We know that Area of trapezium is given by the formula,
Area $=\dfrac{1}{2}\left( a+b \right)h$
We have been told that $\text{SR}\parallel \text{EF}\parallel \text{PQ}$ . And the length of the sides SR and PQ. Let us take the height of the trapezium as H.
We know $PQ=10cm$ and $SR=7cm$
$\therefore $ Area of trapezium PQRS $=\dfrac{1}{2}\left( PQ+SR \right)H$
We found the area of 3A.
$\therefore 3A=\dfrac{1}{2}\left( 10+7 \right)H$
$\therefore 3A=\dfrac{17}{2}H$
The height of the trapezium is directly proportional to the decrease in the difference between the length of parallel sides.
Let us consider the length of EF \[=SR+K\]
\[\therefore EF=7+K\]
The height of trapezium EFRS \[=\dfrac{KH}{3}\]
Height of trapezium PQEF \[=\dfrac{\left( PQ-SR-K \right)H}{3}\]
\[=\dfrac{\left( 10+7+K \right)H}{3}=\dfrac{\left( 3-K \right)H}{3}\]
$\therefore $ height of trapezium PQEF \[=\dfrac{\left( 3-K \right)H}{3}\]

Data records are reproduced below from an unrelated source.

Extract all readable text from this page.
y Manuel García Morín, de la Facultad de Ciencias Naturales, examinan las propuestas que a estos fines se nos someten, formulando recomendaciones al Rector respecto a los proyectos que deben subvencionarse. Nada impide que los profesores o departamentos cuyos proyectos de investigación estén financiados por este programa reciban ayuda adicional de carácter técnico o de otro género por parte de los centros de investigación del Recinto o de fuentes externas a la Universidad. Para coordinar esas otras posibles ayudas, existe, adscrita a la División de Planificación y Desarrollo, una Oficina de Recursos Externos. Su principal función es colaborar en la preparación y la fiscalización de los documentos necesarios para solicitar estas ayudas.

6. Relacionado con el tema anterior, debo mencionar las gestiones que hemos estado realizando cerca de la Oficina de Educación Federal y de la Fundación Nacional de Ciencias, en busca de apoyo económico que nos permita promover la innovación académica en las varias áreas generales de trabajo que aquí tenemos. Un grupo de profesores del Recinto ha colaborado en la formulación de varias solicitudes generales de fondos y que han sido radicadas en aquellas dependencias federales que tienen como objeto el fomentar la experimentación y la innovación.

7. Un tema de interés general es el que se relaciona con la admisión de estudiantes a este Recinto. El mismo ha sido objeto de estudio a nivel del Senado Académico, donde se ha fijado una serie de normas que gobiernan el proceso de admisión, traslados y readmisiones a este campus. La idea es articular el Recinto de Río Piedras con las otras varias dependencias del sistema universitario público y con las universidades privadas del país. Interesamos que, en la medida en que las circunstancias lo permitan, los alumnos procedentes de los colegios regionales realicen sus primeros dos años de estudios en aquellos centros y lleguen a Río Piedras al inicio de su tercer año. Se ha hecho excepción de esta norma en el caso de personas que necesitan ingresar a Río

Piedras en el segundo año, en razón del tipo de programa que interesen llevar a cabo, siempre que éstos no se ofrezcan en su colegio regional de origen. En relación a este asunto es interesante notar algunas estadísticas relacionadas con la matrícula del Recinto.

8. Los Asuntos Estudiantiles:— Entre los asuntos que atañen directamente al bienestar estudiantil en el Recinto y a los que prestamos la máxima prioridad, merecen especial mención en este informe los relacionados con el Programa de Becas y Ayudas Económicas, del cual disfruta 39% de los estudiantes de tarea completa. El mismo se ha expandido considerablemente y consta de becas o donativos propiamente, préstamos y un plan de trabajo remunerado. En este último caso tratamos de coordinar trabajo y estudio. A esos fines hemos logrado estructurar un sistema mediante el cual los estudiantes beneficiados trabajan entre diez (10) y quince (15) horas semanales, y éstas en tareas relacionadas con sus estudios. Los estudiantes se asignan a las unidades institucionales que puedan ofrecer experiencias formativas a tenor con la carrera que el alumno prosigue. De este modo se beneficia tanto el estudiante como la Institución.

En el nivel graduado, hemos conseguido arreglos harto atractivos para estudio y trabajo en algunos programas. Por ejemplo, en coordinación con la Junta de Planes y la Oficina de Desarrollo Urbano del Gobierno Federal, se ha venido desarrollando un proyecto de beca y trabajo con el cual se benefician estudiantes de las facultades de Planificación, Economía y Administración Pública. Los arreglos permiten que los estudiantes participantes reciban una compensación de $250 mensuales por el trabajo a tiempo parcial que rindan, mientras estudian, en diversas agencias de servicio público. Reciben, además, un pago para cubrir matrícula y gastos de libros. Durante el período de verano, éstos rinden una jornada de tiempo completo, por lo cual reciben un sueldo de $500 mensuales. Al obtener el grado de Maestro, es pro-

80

$\therefore $ Area of EFRS $=2\times $ area of PQEF
Area of EFRS $=\dfrac{1}{2}\left( \dfrac{KH}{3} \right)\left( SR+EF \right)$
$=\dfrac{1}{2}\left( \dfrac{KH}{3} \right)\left( 7+7+K \right)=\left( \dfrac{KH}{6} \right)\left( 14+K \right)$
Area of PQEF $=\dfrac{1}{2}\left( \dfrac{\left( 3-K \right)H}{3} \right)\left( PQ+EF \right)$
\[=\dfrac{1}{6}\left( 3-K \right)H\left( 10+7+K \right)=\dfrac{\left( 17+K \right)\left( 3-K \right)H}{6}\]
$\therefore $ area of EFRS $=2\times $ area of PQEF
Substitute the value in above and simplify it
$a\left( \dfrac{KH}{6} \right)\left( 14+K \right)=\dfrac{\left( 17+K \right)\left( 3-K \right)H}{6}\times 2$
Let us simplify the above, cancel out $\dfrac{H}{6}$ on LHS and RHS.
$K\left( 14+K \right)=2\left( 17+K \right)\left( 3-K \right)$
$14K+{{K}^{2}}=2\left[ 51-17K+3K+{{K}^{2}} \right]$
$3{{K}^{2}}+42K-102=0$
The above epression is similar to the general quadratic expression $a{{x}^{2}}+bx+c=0$ , where it is K in place of x. Thus, comparing we get, $a=3,b=+42,c=-102$ .
Now put three values in quadratic formula,
$K=\dfrac{-b\pm \sqrt{{{b}^{2}}-4ac}}{2a}=\dfrac{-\left( +42 \right)\pm \sqrt{{{\left( -42 \right)}^{2}}+4\times 3\times 102}}{2\times 3}$
$=\dfrac{-42\pm \sqrt{1764+1224}}{6}=\dfrac{-42\pm \sqrt{2988}}{6}=\dfrac{-42\pm \sqrt{36\times 83}}{6}$
$=\dfrac{-42\pm \sqrt{{{6}^{2}}\times 83}}{6}$
$=\dfrac{-42\pm 6\sqrt{83}}{6}$
$=-7\pm \sqrt{83}$
Thus, let us take the positive value K $=-7+\sqrt{83}$
 $\therefore EF=7+K$
$=7-7+\sqrt{83}=\sqrt{83}$
Hence, the length of EF $=\sqrt{83}cm$
$\therefore $ Option (b) is the correct answer.

Note: Assume the length of EF as $\left( 7+K \right)$ . If you miss this step, then the entire solution becomes complex. After then, find the value of K. Don’t forget to put it in the expression of EF.